Gennaio era furente, e usò ogni sua conoscenza per aprire le cataratte del cielo e far scendere sulla terra ogni possibile flagello meteorologico.
Gettò neve a manciate, grandine per compattare la neve, vento per spazzare via ogni cosa e fulmini per terrorizzare.
Il freddo era tale che ogni goccia d’acqua si congelò, e i pesci restarono imprigionati nei loro laghi senza potersi muovere, e ovunque echeggiavano pianti e lamenti.

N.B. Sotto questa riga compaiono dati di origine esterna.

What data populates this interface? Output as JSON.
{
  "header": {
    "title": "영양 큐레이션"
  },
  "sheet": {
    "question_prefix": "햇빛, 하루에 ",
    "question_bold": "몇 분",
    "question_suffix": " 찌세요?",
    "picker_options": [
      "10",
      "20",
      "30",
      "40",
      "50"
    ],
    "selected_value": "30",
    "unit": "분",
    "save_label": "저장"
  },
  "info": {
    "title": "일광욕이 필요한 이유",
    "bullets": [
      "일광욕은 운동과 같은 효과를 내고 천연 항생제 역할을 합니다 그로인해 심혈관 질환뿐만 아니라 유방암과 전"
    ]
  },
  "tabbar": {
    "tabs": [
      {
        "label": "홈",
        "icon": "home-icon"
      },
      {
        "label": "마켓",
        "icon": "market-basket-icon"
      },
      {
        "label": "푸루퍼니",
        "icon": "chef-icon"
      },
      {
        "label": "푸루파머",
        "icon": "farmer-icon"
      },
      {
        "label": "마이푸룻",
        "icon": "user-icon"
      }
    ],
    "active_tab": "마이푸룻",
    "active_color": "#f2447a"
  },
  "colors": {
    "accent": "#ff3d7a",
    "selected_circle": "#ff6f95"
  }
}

Ma Gennaio non era ancora soddisfatto.
La sua vittima infelice era ballonzolata a destra e a sinistra, e quando provava a scappare, una folata di vento la riportava indietro. Tremava di freddo e di paura la poverina, le ali erano ormai così indolenzite da non reggersi più in volo, e rimpiangeva la sua sfacciataggine e la sicurezza del suo nido.
Ma, sbattuta un po’ ovunque come una trottola impazzita, si accorse di essere finita sul tetto di una casetta, e dal comignolo usciva timido un bel fumo caldo.
In un istante si infilò nel comignolo, e disperata si fermò ad aspettare che la furia cessasse.
Passò ancora un giorno, e poi ancora un altro, ma Gennaio non si placava: l’astuta merla era al sicuro ormai, e gliel’aveva fatta ancora. Non c’erano più giorni per vessarla ulteriormente, e la sconfitta gli bruciava come un carbone ardente.
Così arrivò Febbraio, e la giovane merla uscì guardinga dal suo rifugio d’emergenza.
Era tutta intera, e volò rapida al suo nido per abbracciare i suoi pulcini. Ma dall’alto del cielo, proprio mentre se ne stava andando, Gennaio vedendola scoppiò in una grossa risata: la merla, sporca di fuliggine, era diventata scura come la notte, e anche i suoi pulcini, dopo il suo abbraccio, si tinsero di fumo. E così restarono, per sempre, per un incantesimo voluto da quel mese iroso.

Che questo accadde veramente, tanti tanti anni or sono, ce lo assicura la leggenda.
È proprio da allora che i merli sono diventati neri, come vendetta di Gennaio alla provocazione di una di loro.
E nonostante da allora esso duri trentun giorni, non è mai più riuscito a piegare la giovane ed astuta merla, nemmeno nei suoi ultimi, terribili tre giorni, che da allora prendono il nome de “i giorni della merla”.